A dependency can't bring something into the scope of your crate. You must import all traits you want to use, for example:

use itertools::Itertools;

A dependency could export Itertools in its prelude, which would bring it into scope when you do a glob import such as

use foo::prelude::*;

I don't use glob imports from crates I haven't written myself, but this might still convince me that we need glob priority (which means that glob-imported traits get a lower priority).

But I might want it for Itertools::new_fangled_op, but still want Iterator::intersperse. How am I to know that there's even a lower priority method that I need to use UFCS to access without the compiler telling me I have a problem?

3 Likes

That is also an issue. I think the best solution would be a lint for calling an ambiguous trait method. That lint would show a warning even when the traits have a different priority.
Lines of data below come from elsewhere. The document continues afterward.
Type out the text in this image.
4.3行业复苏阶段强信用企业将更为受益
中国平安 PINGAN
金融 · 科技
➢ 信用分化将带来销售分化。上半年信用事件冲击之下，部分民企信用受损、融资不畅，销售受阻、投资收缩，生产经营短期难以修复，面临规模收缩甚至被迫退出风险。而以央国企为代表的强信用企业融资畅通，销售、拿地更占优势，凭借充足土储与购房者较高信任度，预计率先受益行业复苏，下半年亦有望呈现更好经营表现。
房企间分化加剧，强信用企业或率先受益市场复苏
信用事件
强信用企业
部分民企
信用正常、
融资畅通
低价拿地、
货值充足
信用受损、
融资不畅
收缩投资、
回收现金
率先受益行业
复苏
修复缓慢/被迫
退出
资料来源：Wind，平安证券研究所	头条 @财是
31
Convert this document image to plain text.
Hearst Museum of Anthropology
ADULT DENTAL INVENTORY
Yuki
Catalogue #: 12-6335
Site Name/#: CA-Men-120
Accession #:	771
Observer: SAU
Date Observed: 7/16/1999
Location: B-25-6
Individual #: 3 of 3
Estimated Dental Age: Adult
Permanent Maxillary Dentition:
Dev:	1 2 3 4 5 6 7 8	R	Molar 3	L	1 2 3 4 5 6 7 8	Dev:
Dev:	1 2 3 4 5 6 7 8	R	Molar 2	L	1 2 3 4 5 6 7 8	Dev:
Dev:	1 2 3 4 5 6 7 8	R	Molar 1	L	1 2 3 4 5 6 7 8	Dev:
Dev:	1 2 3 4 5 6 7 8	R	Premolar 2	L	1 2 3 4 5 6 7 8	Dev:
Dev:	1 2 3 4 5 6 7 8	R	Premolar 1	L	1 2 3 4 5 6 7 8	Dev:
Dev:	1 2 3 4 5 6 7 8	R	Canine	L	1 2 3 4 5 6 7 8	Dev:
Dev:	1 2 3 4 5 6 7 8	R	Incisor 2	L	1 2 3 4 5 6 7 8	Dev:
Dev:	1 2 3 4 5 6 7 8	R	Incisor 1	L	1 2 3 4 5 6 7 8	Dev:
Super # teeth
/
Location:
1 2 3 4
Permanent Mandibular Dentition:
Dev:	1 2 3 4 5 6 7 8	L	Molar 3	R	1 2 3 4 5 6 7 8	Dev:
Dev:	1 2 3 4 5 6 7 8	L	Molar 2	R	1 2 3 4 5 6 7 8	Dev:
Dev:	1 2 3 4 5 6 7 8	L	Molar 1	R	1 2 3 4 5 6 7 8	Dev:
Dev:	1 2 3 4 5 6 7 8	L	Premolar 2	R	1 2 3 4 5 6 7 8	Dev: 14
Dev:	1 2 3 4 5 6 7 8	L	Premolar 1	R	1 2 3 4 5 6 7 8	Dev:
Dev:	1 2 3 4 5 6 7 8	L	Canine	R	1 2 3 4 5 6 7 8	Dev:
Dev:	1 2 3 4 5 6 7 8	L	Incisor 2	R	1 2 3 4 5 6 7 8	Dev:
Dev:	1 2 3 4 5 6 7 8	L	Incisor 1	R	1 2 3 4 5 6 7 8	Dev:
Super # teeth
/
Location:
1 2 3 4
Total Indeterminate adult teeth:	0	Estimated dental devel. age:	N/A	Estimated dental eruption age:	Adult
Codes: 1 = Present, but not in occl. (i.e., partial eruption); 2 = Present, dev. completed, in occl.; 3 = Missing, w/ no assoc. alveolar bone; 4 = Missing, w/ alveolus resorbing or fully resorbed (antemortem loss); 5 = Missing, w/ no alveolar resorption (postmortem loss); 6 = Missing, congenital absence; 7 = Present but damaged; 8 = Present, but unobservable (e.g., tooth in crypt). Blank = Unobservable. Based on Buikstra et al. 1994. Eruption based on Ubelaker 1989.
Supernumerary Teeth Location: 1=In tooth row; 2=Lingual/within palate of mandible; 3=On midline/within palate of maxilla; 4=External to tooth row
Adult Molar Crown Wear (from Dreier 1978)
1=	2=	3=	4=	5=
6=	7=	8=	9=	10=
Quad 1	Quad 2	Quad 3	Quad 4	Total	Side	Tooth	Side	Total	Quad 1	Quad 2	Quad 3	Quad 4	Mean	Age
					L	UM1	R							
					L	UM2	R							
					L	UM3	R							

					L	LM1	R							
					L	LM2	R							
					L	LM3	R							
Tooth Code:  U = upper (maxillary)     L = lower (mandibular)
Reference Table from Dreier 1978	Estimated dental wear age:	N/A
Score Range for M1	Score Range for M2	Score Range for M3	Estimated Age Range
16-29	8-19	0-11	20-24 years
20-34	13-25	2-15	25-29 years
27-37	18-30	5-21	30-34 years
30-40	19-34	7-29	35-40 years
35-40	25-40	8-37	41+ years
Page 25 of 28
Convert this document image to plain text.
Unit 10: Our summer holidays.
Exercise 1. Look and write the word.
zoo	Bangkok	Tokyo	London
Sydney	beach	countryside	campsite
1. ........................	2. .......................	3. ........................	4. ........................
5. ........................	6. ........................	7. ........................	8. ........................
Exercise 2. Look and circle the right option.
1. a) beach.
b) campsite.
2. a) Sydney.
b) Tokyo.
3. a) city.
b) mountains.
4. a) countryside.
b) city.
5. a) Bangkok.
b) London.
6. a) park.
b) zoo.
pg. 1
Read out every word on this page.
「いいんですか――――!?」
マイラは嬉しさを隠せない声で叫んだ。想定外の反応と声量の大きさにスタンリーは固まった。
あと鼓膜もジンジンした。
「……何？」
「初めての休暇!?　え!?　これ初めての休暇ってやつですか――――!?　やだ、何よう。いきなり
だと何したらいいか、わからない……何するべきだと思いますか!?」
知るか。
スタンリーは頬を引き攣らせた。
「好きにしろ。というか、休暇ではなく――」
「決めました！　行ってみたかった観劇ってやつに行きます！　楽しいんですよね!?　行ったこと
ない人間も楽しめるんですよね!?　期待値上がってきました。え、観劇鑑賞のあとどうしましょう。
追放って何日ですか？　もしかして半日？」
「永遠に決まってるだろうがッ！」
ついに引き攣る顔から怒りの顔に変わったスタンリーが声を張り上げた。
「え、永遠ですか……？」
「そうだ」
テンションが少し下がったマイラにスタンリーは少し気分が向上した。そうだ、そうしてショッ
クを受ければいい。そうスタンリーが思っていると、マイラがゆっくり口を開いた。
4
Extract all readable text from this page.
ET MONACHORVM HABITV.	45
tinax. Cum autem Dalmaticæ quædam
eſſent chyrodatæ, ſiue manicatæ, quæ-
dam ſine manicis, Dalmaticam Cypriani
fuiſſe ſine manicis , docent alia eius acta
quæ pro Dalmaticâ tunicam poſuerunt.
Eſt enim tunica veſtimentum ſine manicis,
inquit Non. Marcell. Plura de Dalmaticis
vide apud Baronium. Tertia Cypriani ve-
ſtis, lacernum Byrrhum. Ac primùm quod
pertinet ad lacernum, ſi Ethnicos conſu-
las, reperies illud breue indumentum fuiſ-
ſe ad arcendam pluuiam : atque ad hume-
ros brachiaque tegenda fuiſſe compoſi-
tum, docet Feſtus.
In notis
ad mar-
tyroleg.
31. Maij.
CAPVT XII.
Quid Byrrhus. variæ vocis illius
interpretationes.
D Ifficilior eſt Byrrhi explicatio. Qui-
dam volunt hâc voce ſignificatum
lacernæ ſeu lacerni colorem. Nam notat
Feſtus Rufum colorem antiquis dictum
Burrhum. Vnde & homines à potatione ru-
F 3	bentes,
This would still solve the compatibility problem (since a warning is not a breaking change), but it would also warn you of a possible bug.

While I agree that not using glob imports is a best practice, using them is a very common practice, which means that this will still be an issue.

This is starting to have a bad code smell to me. It has a lot of potential issues, especially for new users that might not know that there is a clippy lint for it (unless you're planning on putting it into rustc itself), who will be complaining about how something is broken when it's working as intended. I appreciate the thought that went into this proposal, but my personal feeling is that it should be rejected due to the confusion it will cause.

1 Like

Yes, the idea was to add the lint to rustc.

1 Like

OK, so the idea is to downgrade a compiler error to a warning in most cases, but sometimes upgrading to a hard error (when the priorities don't work out right), correct?

This really feels like a bad code smell to me. I understand what you're trying to accomplish, and I respect it, but I would much rather force people to fix their code from the outset, rather than cover for them. The reason is that while the priorities may cover the code today, someone may add a dependency to the code base in the future that exposes some weirdness in the priorities that the compiler can't handle, turning all of the warnings into hard errors. A that point, all the technical debt that the code base was building up (because not all programmers actually fix warnings when they come up) is suddenly in the forefront and needs to be fixed before any further progress can be made. Given that the person/people/team that created the mess may not be around when it all hits the fan, the person that is suddenly tasked with fixing the problem may have a very difficult time deciding which implementation is the correct one to use. The advantage of the current behavior is that if there is a conflict, then you have to deal with it right now. Your code won't compile, and you can't ignore it. That forces the person making the change (who has the best idea of what needs to be done) to handle the conflict. Priorities seem to be a way of kicking the can down the road, rather than actually solving the underlying problems.